Local Planning Policy

Ashford Local Plan to 2030

Ashford Borough Council has adopted a new Local Plan for the borough. This document forms part of the Development Plan and sets out the planning policies and allocates land across the borough to accommodate new houses and jobs up to 2030.

The Development Plan for Ashford borough comprises the following documents: Ashford Local Plan 2030 (adopted February 2019), along with the Chilmington Green Area Action Plan (2013), the Wye Neighbourhood Plan (2016), the Pluckley Neighbourhood Plan (2017) and the Kent Minerals and Waste Local Plan (2016).

Designated neighbourhood areas

Neighbourhood Plans once 'made' i.e. adopted, become part of the statutory development plan for that area and the local planning authority (Ashford Borough Council) will be used in determining planning applications in the following parishes within Ashford borough:

  1. Wye Neighbourhood Plan
  2. Pluckley Neighbourhood Plan

The following parishes within Ashford borough are designated formally as 'neighbourhood areas' under the Localism Act (2011), and are in the process of developing their neighbourhood plans.

  1. Bethersden Neighbourhood Plan
  2. Boughton Aluph and Eastwell Neighbourhood Plan
  3. Charing Neighbourhood Plan
  4. Egerton Neighbourhood Plan
  5. Hothfield Neighbourhood Plan
  6. Rolvenden Neighbourhood Plan
  7. Tenterden Neighbourhood Plan

A neighbourhood plan may only be prepared and submitted for examination by a qualifying body, which in parished areas is the parish or town council. The National Planning Policy Framework (NPPF) states (para. 29) that 'Neighbourhood planning gives communities the power to develop a shared vision for their area. Neighbourhood plans can shape, direct and help to deliver sustainable development, by influencing local planning decisions as part of the statutory development plan' Furthermore, the NPPF states that 'Neighbourhood plans should not promote less development than set out in the strategic policies for the area, or undermine those strategic policies'.
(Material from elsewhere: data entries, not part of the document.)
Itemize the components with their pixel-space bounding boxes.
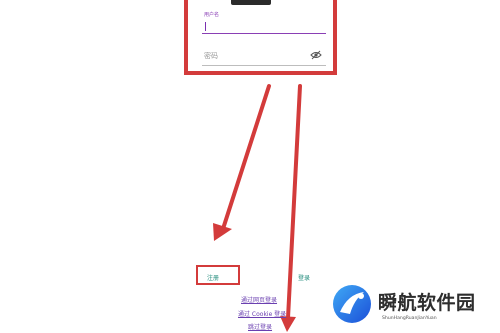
annotation-box-login-form [184,0,337,75]
watermark-subtitle: ShunHangRuanJianYuan [382,316,437,321]
login-button[interactable]: 登录 [298,273,310,282]
annotation-arrowhead-right [280,316,296,332]
register-button[interactable]: 注册 [207,273,219,282]
watermark-logo-icon [333,285,371,323]
skip-login-link[interactable]: 跳过登录 [248,322,272,331]
cookie-login-link[interactable]: 通过 Cookie 登录 [238,309,286,318]
watermark: 瞬航软件园 ShunHangRuanJianYuan [326,280,496,332]
annotation-arrow-left [220,84,271,234]
watermark-title: 瞬航软件园 [378,292,476,314]
annotation-arrowhead-left [213,223,232,241]
annotation-arrow-right [286,84,302,320]
web-login-link[interactable]: 通过网页登录 [241,295,277,304]
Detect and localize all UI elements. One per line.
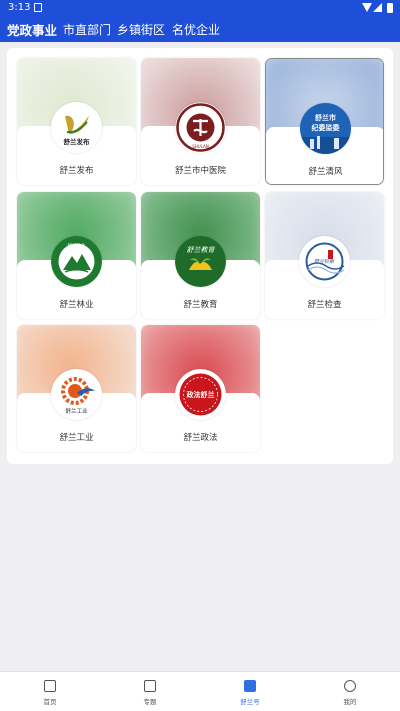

The Parish Council aims to achieve the best possible outcome from each development and welcomes informal, pre-application consultations and encourages developers to make contact.

National Planning Policy

The National Planning Policy Framework (NPPF), revised in February 2019, sets out the government's planning policies for England and how these are expected to be applied.

The opening paragraphs in the NPPF provide an introduction:

'1. The National Planning Policy Framework sets out the Government's planning policies for England and how these should be applied. It provides a framework within which locally-prepared plans for housing and other development can be produced.

2. Planning law requires that applications for planning permission be determined in accordance with the development plan [which includes all local plans and neighbourhood plans that are in force], unless material considerations indicate otherwise. The National Planning Policy Framework must be taken into account in preparing the development plan, and is a material consideration in planning decisions. Planning policies and decisions must also reflect relevant international obligations and statutory requirements.

3. The Framework should be read as a whole (including its footnotes and annexes). General references to planning policies in the Framework should be applied in a way that is appropriate to the type of plan being produced, taking into account policy on plan-making in chapter 3.'

NB. The planning law reference in paragraph 2 above, is Section 38(6) of the Planning and Compulsory Purchase Act 2004 and section 70(2) of the Town and Country Planning Act 1990.